Politikus PKB Neng Eem Minta PBNU Fokus pada Urusan Umat

JAKARTA – Politikus Partai Kebangkitan Bangsa (PKB) Neng Eem Marhamah Zulfa Hiz menilai dinamika yang mana terjadi antara PKB kemudian Pengurus Besar Nahdlatul Ulama (PBNU) sebenarnya dapat dihindari. Hal itu apabila para elite PBNU menjalankan tugas sesuai fungsi merek sebagai organisasi masyarakat.
Menurut dia, PBNU seharusnya fokus pada isu-isu keagamaan serta kebangsaan. “Ada tanggung jawab moral yang digunakan lebih banyak besar bagi PBNU untuk menjaga keumatan. Bukan malah menceburkan diri ke ranah urusan politik praktis,” katanya.
Sekretaris Fraksi PKB dalam MPR juga pengurus PCNU Daerah Cianjur ini mengakui ada keterkaitan kultural antara NU serta PKB. Tapi secara struktural keduanya jelas terpisah. “Sebagai orang NU kultural lalu struktural, saya paham bahwa PKB berdiri sendiri secara organisasi.
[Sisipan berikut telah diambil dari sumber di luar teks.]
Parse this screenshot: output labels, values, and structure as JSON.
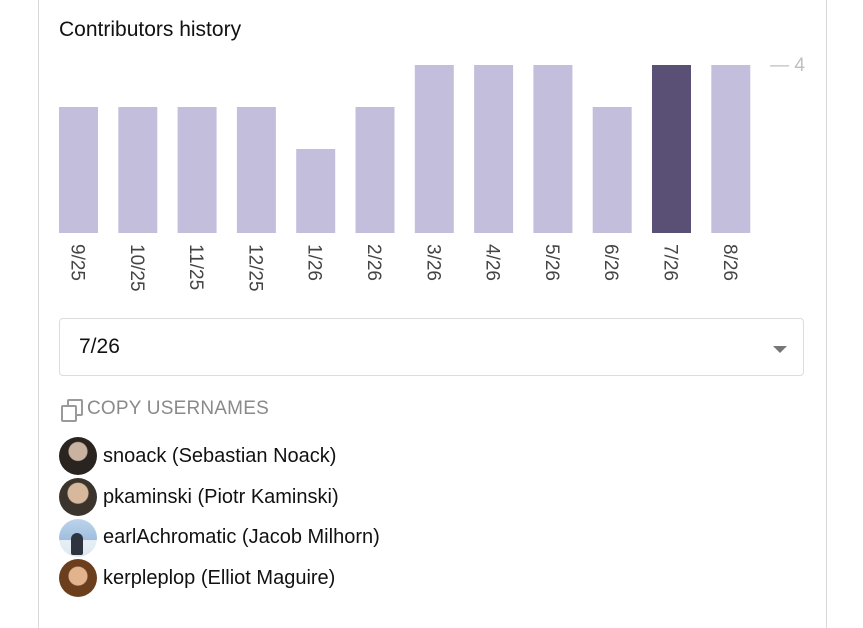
{
  "colors": {
    "bar": "#c4bedd",
    "bar_selected": "#5a4f75"
  },
  "chart_data": {
    "type": "bar",
    "title": "Contributors history",
    "categories": [
      "9/25",
      "10/25",
      "11/25",
      "12/25",
      "1/26",
      "2/26",
      "3/26",
      "4/26",
      "5/26",
      "6/26",
      "7/26",
      "8/26"
    ],
    "values": [
      3,
      3,
      3,
      3,
      2,
      3,
      4,
      4,
      4,
      3,
      4,
      4
    ],
    "ylim": [
      0,
      4
    ],
    "max_label": "— 4",
    "selected": "7/26",
    "xlabel": "",
    "ylabel": "",
    "grid": false,
    "legend": "none"
  },
  "selector": {
    "value": "7/26"
  },
  "copy": {
    "label": "COPY USERNAMES",
    "icon": "copy-icon"
  },
  "users": [
    {
      "text": "snoack (Sebastian Noack)"
    },
    {
      "text": "pkaminski (Piotr Kaminski)"
    },
    {
      "text": "earlAchromatic (Jacob Milhorn)"
    },
    {
      "text": "kerpleplop (Elliot Maguire)"
    }
  ]
}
Dasar hukum PKB mengacu pada UU Partai Politik No. 2 Tahun 2011,” ungkapnya.
Secara struktural, lanjut dia, juga tidak ada ada kaitan formal antara PBNU serta PKB. “Dalam Anggaran Dasar kemudian Anggaran Rumah Tangga (AD/ART) PBNU, tak ada satu kata pun tentang PKB. Begitu juga sebaliknya, di AD/ART PKB tak ada pasal-pasal yang mana mengeksplorasi struktur PBNU,” tegas Neng Eem.
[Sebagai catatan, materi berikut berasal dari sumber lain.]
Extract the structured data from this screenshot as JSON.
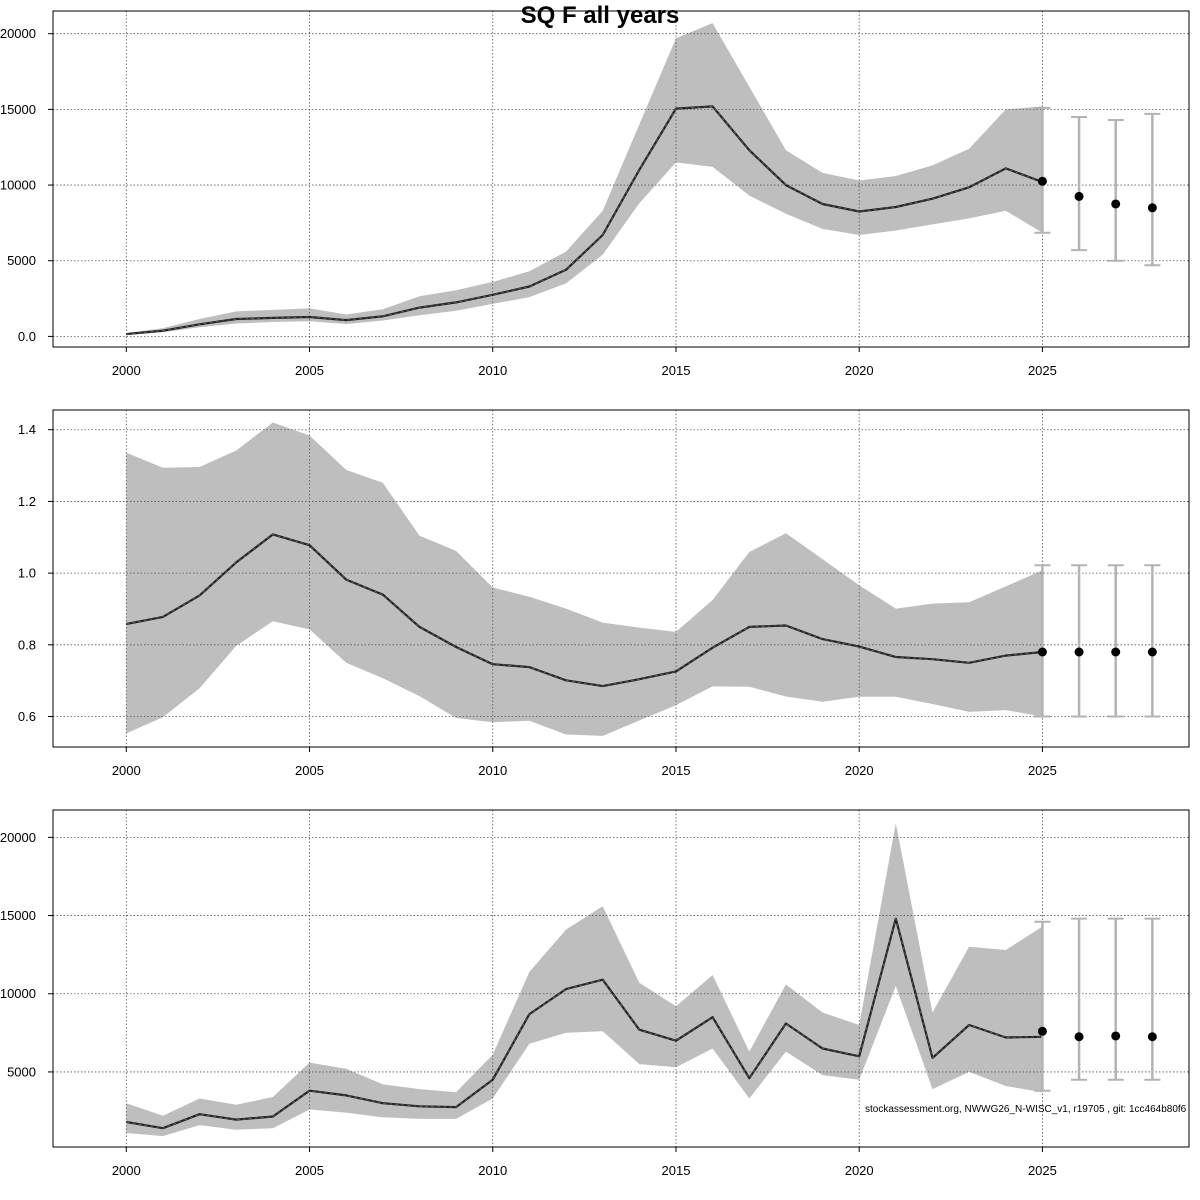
{
  "title": "SQ F all years",
  "footnote": "stockassessment.org, NWWG26_N-WISC_v1, r19705 , git: 1cc464b80f6",
  "colors": {
    "band": "#bebebe",
    "line": "#222222",
    "grid": "#555555",
    "forecast_bar": "#b3b3b3",
    "point": "#000000"
  },
  "chart_data": [
    {
      "type": "line",
      "panel": "top",
      "xlim": [
        1998,
        2029
      ],
      "ylim": [
        -700,
        21500
      ],
      "x_ticks": [
        2000,
        2005,
        2010,
        2015,
        2020,
        2025
      ],
      "y_ticks": [
        0,
        5000,
        10000,
        15000,
        20000
      ],
      "grid": true,
      "x": [
        2000,
        2001,
        2002,
        2003,
        2004,
        2005,
        2006,
        2007,
        2008,
        2009,
        2010,
        2011,
        2012,
        2013,
        2014,
        2015,
        2016,
        2017,
        2018,
        2019,
        2020,
        2021,
        2022,
        2023,
        2024,
        2025
      ],
      "estimate": [
        150,
        380,
        800,
        1150,
        1220,
        1280,
        1080,
        1330,
        1900,
        2250,
        2750,
        3300,
        4400,
        6700,
        11000,
        15050,
        15200,
        12300,
        10000,
        8750,
        8250,
        8550,
        9100,
        9850,
        11100,
        10200
      ],
      "lower": [
        90,
        280,
        600,
        850,
        950,
        1000,
        820,
        1050,
        1400,
        1700,
        2150,
        2600,
        3500,
        5400,
        8800,
        11500,
        11200,
        9300,
        8100,
        7100,
        6700,
        7000,
        7400,
        7800,
        8300,
        6850
      ],
      "upper": [
        220,
        550,
        1150,
        1650,
        1750,
        1850,
        1450,
        1800,
        2650,
        3050,
        3600,
        4300,
        5600,
        8300,
        14000,
        19700,
        20700,
        16500,
        12300,
        10800,
        10300,
        10600,
        11300,
        12400,
        15000,
        15200
      ],
      "forecast": [
        {
          "x": 2025,
          "value": 10250,
          "lower": 6850,
          "upper": 15100
        },
        {
          "x": 2026,
          "value": 9250,
          "lower": 5700,
          "upper": 14500
        },
        {
          "x": 2027,
          "value": 8750,
          "lower": 5000,
          "upper": 14300
        },
        {
          "x": 2028,
          "value": 8500,
          "lower": 4700,
          "upper": 14700
        }
      ]
    },
    {
      "type": "line",
      "panel": "middle",
      "xlim": [
        1998,
        2029
      ],
      "ylim": [
        0.515,
        1.455
      ],
      "x_ticks": [
        2000,
        2005,
        2010,
        2015,
        2020,
        2025
      ],
      "y_ticks": [
        0.6,
        0.8,
        1.0,
        1.2,
        1.4
      ],
      "grid": true,
      "x": [
        2000,
        2001,
        2002,
        2003,
        2004,
        2005,
        2006,
        2007,
        2008,
        2009,
        2010,
        2011,
        2012,
        2013,
        2014,
        2015,
        2016,
        2017,
        2018,
        2019,
        2020,
        2021,
        2022,
        2023,
        2024,
        2025
      ],
      "estimate": [
        0.858,
        0.878,
        0.938,
        1.03,
        1.108,
        1.078,
        0.982,
        0.94,
        0.85,
        0.794,
        0.746,
        0.738,
        0.701,
        0.685,
        0.704,
        0.726,
        0.792,
        0.85,
        0.854,
        0.816,
        0.795,
        0.766,
        0.76,
        0.75,
        0.77,
        0.78
      ],
      "lower": [
        0.553,
        0.598,
        0.679,
        0.797,
        0.866,
        0.843,
        0.75,
        0.707,
        0.657,
        0.596,
        0.584,
        0.588,
        0.55,
        0.546,
        0.589,
        0.632,
        0.684,
        0.683,
        0.656,
        0.641,
        0.655,
        0.655,
        0.635,
        0.613,
        0.618,
        0.6
      ],
      "upper": [
        1.336,
        1.294,
        1.296,
        1.342,
        1.42,
        1.384,
        1.288,
        1.252,
        1.104,
        1.062,
        0.96,
        0.934,
        0.901,
        0.862,
        0.848,
        0.836,
        0.925,
        1.059,
        1.111,
        1.039,
        0.966,
        0.901,
        0.915,
        0.919,
        0.963,
        1.008
      ],
      "forecast": [
        {
          "x": 2025,
          "value": 0.78,
          "lower": 0.6,
          "upper": 1.022
        },
        {
          "x": 2026,
          "value": 0.78,
          "lower": 0.6,
          "upper": 1.022
        },
        {
          "x": 2027,
          "value": 0.78,
          "lower": 0.6,
          "upper": 1.022
        },
        {
          "x": 2028,
          "value": 0.78,
          "lower": 0.6,
          "upper": 1.022
        }
      ]
    },
    {
      "type": "line",
      "panel": "bottom",
      "xlim": [
        1998,
        2029
      ],
      "ylim": [
        200,
        21750
      ],
      "x_ticks": [
        2000,
        2005,
        2010,
        2015,
        2020,
        2025
      ],
      "y_ticks": [
        5000,
        10000,
        15000,
        20000
      ],
      "grid": true,
      "x": [
        2000,
        2001,
        2002,
        2003,
        2004,
        2005,
        2006,
        2007,
        2008,
        2009,
        2010,
        2011,
        2012,
        2013,
        2014,
        2015,
        2016,
        2017,
        2018,
        2019,
        2020,
        2021,
        2022,
        2023,
        2024,
        2025
      ],
      "estimate": [
        1800,
        1400,
        2300,
        1950,
        2150,
        3800,
        3500,
        3000,
        2800,
        2750,
        4500,
        8700,
        10300,
        10900,
        7700,
        7000,
        8500,
        4600,
        8100,
        6500,
        6000,
        14800,
        5900,
        8000,
        7200,
        7250
      ],
      "lower": [
        1100,
        900,
        1600,
        1300,
        1400,
        2600,
        2400,
        2100,
        2000,
        2000,
        3300,
        6800,
        7500,
        7600,
        5500,
        5300,
        6500,
        3300,
        6300,
        4800,
        4500,
        10500,
        3900,
        5000,
        4100,
        3700
      ],
      "upper": [
        3000,
        2200,
        3300,
        2900,
        3400,
        5600,
        5200,
        4200,
        3900,
        3700,
        6100,
        11400,
        14100,
        15600,
        10700,
        9200,
        11200,
        6300,
        10600,
        8800,
        8000,
        20900,
        8800,
        13000,
        12800,
        14300
      ],
      "forecast": [
        {
          "x": 2025,
          "value": 7600,
          "lower": 3800,
          "upper": 14600
        },
        {
          "x": 2026,
          "value": 7250,
          "lower": 4500,
          "upper": 14800
        },
        {
          "x": 2027,
          "value": 7300,
          "lower": 4500,
          "upper": 14800
        },
        {
          "x": 2028,
          "value": 7250,
          "lower": 4500,
          "upper": 14800
        }
      ]
    }
  ]
}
Meski telah jelas tidaklah mempunyai hubungan secara organisasi, Neng Eem heran dengan sikap PBNU yang kerap mempersoalkan arah urusan politik PKB. “Dan itu terjadi tiap mendekati pemilu,” ucapnya.
Walaupun tak nyaman dengan memanasnya tensi PKB-PBNU, Neng Eem meyakini ada hikmah setiap peristiwa. “Anggap ini jamu, memang benar pahit tapi sanggup menyembuhkan, menyebabkan PKB lebih besar kokoh serta makin tangguh,” harapnya.
Menyinggung kemungkinan peran penguasa di tempat balik kisruh ini, Neng Eem enggan berspekulasi. “Tapi memang sebenarnya berbagai pengamat mengawasi seperti itu. Yang jelas PKB dirugikan oleh situasi ini, kalau yang dimaksud diuntungkan siapa? tebak cuma sendiri,” tukasnya.